Es muss ein Knoten im Faden sein, wenn man nähen will – sagt Sören Kierkegaard einmal. Er formuliert hier eine Erfahrung, die er kaum selbst gemacht haben wird, wenn man sich das allzu konkret vorstellt. Sören Kierkegaard hat es nicht nötig gehabt, selbst sein Zeug zu flicken und Knöpfe anzunähen, wenn sie losgegangen waren. Dafür bezahlte er seinen Schneider. Aber als Erfahrung von etwas Grundlegendem im menschlichen Leben hat er gewusst, wovon er sprach. Auch hier – im Leben des Menschen – muss es einen Knoten geben, damit man ordentlich nähen kann, auch der Mensch muss irgendwo seine Verankerung haben, um leben zu können.

Die Verankerung bekommen wir von Kindesbeinen an in erster Linie durch unsere Eltern. Aber auch Großeltern und andere unter denen, die um uns sind, wenn wir ankommen, können hier große Bedeutung bekommen. Allmählich weitet sich der Kreis. Während wir heranwachsen, breiten wir unsere Wurzeln aus und knüpfen andere Kontakte als die ersten familiären, wir binden uns in Freundschaften und in Liebe und finden Standorte hier und dort in so vielerlei, aber die Wurzeln, die am weitesten zurückreichen, verbleiben in der Regel die solidesten. Was wir an Fürsorge und Liebe seit dem Anfang unseres Lebens von denen erhalten haben, die uns damals empfingen, sich unserer annahmen und uns auf der ersten Wegstrecke begleiteten, das bleibt gewöhnlich bestehen als etwas von dem, was am allerwenigsten aus den späteren Ereignissen des Lebens herausgerissen werden kann, als der Knoten an dem Faden des Lebens, der am schwersten aufgeht.

In der Bilderwelt des Christentums ist es die Erkenntnis, die dahinter liegt, wenn Jesus einen Menschen Kind Gottes nennt. In keinem anderen Bilde ist der Knoten der Liebe, der uns mehr als alles andere in Stand setzt zu nähen, so fest gebunden wie hier. Wohl mag es geschehen, dass Eltern ihre Kinder aus dem Hause werfen und dass sich die Liebe in etwas anderes verwandelt, aber das kommt doch nur selten vor und – wenn es denn vorkommt – geschieht es nie ohne Schmerzen, die klar machen, dass das nicht der Sinn der Sache gewesen ist.

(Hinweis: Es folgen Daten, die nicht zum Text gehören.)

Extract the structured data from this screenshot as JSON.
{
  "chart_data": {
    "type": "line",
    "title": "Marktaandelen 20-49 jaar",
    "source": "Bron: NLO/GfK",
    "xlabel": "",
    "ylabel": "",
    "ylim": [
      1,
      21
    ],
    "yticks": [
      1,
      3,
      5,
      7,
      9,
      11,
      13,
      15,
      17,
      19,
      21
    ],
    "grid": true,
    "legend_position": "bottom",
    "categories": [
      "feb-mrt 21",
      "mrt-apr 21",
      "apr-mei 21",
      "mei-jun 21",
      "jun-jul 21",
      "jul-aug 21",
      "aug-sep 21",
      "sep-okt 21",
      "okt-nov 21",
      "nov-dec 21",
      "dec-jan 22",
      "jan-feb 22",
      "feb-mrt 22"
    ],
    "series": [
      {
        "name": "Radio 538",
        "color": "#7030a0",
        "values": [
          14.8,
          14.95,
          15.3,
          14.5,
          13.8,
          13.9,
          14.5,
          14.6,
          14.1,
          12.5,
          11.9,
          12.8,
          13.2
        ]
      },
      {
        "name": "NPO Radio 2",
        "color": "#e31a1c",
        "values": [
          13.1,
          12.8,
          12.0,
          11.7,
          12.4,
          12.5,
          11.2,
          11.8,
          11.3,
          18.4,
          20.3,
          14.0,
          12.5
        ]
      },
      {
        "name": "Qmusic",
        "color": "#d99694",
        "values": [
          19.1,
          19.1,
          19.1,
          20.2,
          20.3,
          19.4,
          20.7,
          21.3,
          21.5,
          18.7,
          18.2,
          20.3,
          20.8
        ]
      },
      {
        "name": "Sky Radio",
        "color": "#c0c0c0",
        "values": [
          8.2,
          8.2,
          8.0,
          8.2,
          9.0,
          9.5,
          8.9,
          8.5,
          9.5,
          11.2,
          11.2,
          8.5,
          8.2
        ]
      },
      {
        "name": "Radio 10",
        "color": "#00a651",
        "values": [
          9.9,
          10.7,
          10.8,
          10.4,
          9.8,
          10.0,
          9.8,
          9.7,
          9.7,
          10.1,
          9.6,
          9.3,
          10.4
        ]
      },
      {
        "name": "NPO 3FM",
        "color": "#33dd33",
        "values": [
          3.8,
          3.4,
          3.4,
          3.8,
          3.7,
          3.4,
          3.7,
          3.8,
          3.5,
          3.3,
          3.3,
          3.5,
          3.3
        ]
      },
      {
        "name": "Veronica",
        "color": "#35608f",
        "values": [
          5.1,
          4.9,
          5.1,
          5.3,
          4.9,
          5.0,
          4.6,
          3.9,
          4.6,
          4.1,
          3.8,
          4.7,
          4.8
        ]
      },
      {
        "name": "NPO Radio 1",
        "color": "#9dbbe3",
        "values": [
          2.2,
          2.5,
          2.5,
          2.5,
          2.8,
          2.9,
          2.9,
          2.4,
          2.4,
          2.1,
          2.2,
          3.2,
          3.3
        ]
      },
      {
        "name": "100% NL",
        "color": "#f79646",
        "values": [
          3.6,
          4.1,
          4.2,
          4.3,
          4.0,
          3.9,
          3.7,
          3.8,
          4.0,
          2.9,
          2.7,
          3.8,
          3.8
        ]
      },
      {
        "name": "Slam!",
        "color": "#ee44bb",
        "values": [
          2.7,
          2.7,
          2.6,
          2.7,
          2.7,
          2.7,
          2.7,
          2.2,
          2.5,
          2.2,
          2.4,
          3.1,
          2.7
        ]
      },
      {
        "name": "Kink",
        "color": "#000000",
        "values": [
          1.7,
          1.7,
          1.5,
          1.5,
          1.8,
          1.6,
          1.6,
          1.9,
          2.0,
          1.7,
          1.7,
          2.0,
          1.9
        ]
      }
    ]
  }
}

Jemandes Kind sein ist gewöhnlich eine Verankerung in der stabilsten Liebe, die man sich denken kann. Und wenn man aufhört, Kind zu sein, – etwa weil die Eltern sterben – dann ist das oft auch eine sehr viel stärkere und mehr durchgreifende Veränderung im Leben eines Menschen, als man sich vorher vorgestellt haben mag. Wenn wir nicht mehr jemandes Kinder sind, dann schweben wir vielleicht freier in der Luft, als uns gut scheint.

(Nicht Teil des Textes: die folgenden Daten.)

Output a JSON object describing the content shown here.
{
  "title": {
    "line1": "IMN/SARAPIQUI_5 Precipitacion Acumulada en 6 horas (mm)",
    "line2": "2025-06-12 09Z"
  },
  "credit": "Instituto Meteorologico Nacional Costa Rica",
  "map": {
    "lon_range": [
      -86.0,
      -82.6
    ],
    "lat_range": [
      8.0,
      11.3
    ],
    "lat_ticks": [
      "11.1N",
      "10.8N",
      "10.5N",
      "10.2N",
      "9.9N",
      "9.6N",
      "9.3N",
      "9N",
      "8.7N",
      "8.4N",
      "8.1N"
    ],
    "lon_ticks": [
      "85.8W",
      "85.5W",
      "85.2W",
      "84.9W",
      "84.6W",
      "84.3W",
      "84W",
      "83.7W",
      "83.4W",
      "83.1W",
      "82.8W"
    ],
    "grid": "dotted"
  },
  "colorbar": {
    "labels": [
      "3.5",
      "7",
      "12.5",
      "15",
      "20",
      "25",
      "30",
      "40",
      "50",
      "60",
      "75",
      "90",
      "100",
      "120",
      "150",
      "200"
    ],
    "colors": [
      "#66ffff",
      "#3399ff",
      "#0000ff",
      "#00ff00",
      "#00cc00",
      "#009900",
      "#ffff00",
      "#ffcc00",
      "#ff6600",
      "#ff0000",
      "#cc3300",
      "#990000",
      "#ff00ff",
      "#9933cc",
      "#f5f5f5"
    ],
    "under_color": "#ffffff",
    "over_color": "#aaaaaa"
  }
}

Ostern ist der Knoten des Christentums. Das wird hier verkündet – mit der Auferstehung am Ostermorgen – und das verleiht dem, was in Jesu Leben zu sehen und erleben war, göttliche Gültigkeit, ja allem verleiht es Gültigkeit. Denken wir uns die Auferstehung weg, dann wären alle Worte Jesu und alle Taten Jesu, alles, was in seinem Leben an Gegenwart mit neuer Freude und neuem Sinn – Auferstehung – für verkommene Menschen war, ja, dann wäre all das von derselben Art wie nur das, was auch wir von uns geben und füreinander sein können, wenn es hoch kommt – die göttliche Bedeutung aber würde fehlen, und nichts wäre zu uns gelangt. Wir würden heute nicht einmal von Jesus gehört haben. Wäre alles Karfreitag schon zuende gewesen, wäre er zweifellos im allgemeinen Vergessen untergegangen, wie so viele andere große und unschuldig verurteilte Männer verschwunden sind.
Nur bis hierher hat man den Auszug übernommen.